July 8, 2019

Data Overload: Downfall of IoT?

IDC estimates that there will be 41.6 billion connected Internet of Things (IoT) devices, or “things,” generating 79.4 zettabytes (ZB) of data in 2025, with that number exponentially growing in the years to come. This massive increase in IoT devices brings forth an interesting issue: given that data collection is easier than analyzing that same data, how do we go about making that data meaningful?

The answer comes in the form of artificial intelligence (AI), which can be leveraged to gather, assimilate and react to data to “learn” human behaviour. AI can certainly provide contextual awareness but human involvement is still necessary to derive value from data and create an authentic user experience.

Data overload is an increasing issue among IoT startups and businesses. Did you know that almost 75% of business-related IoT projects are failing and nearly 75% of all IoT business projects are doomed to fail? Often this is due to a lack of understanding the data that their IoT device provides. Businesses face numerous challenges if they want to properly scale for future demand, such as:

  • analysis paralysis
  • data-related operational inefficiencies
  • inaccurate data readings (due to a lack of expertise)
  • bandwidth & data storage limitations
  • security

Businesses need to involve experts to make sense of the data that IoT devices provide, which in itself is a growing field but is already becoming a rarity rather than a commodity. The need for data science specialists is expected to grow far beyond the number of specialists on the market, thanks in no small part to IoT. By 2020, the lack of data science specialists will prevent three-fourths of all businesses from maximizing their IoT goals. This will create a loss of value for smaller businesses that may struggle to attract top talent.

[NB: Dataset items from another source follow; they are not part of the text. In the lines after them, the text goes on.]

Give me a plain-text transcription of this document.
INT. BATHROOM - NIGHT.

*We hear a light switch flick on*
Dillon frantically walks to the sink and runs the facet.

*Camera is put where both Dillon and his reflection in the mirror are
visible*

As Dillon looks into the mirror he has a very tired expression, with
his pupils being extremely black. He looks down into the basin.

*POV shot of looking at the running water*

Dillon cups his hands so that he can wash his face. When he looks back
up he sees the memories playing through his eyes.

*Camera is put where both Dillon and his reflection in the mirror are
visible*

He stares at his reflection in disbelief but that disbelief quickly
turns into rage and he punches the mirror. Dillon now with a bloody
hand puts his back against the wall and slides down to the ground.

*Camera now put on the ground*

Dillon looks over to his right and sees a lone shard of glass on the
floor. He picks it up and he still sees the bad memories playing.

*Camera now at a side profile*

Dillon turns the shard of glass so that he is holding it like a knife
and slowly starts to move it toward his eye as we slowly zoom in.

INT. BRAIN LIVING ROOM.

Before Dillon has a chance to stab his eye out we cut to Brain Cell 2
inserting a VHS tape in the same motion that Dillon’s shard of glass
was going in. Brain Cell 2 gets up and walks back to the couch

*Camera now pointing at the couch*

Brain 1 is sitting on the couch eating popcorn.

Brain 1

97% of organizations feel there are challenges to creating value from IoT-related data. The increasing demand for data science specialists is important as the average user does not understand the complexity of the algorithms required behind these IoT devices to turn mass data acquired into actionable, user-friendly outcomes.


Regardless of whether you’re in the industrial, healthcare, agricultural or smart home industry, Cognitive Systems has the same advice for managing all this data: Put humans first.

  • Locate the user pain points
  • Focus on user safety and security
  • Provide insights to the human interaction (For example, rather than just notify the user of motion in the home, use data available to specify an exact location, behavioral observations and suggested actions.)
  • Prioritize the important data that IoT devices generate and ignore useless data points that do not provide meaning for the end user
  • Ensure data is easy to understand (Data output is useless if it can’t be easily consumed by humans that are prone to data fatigue. Studies show that false alarms desensitize both the individual as well as emergency services that need to respond.)
  • Automate low-risk actions
  • Optimize the end result

Focusing on the user experience first rather than the objective of the IoT device will ensure a smoother human interaction and more desired product.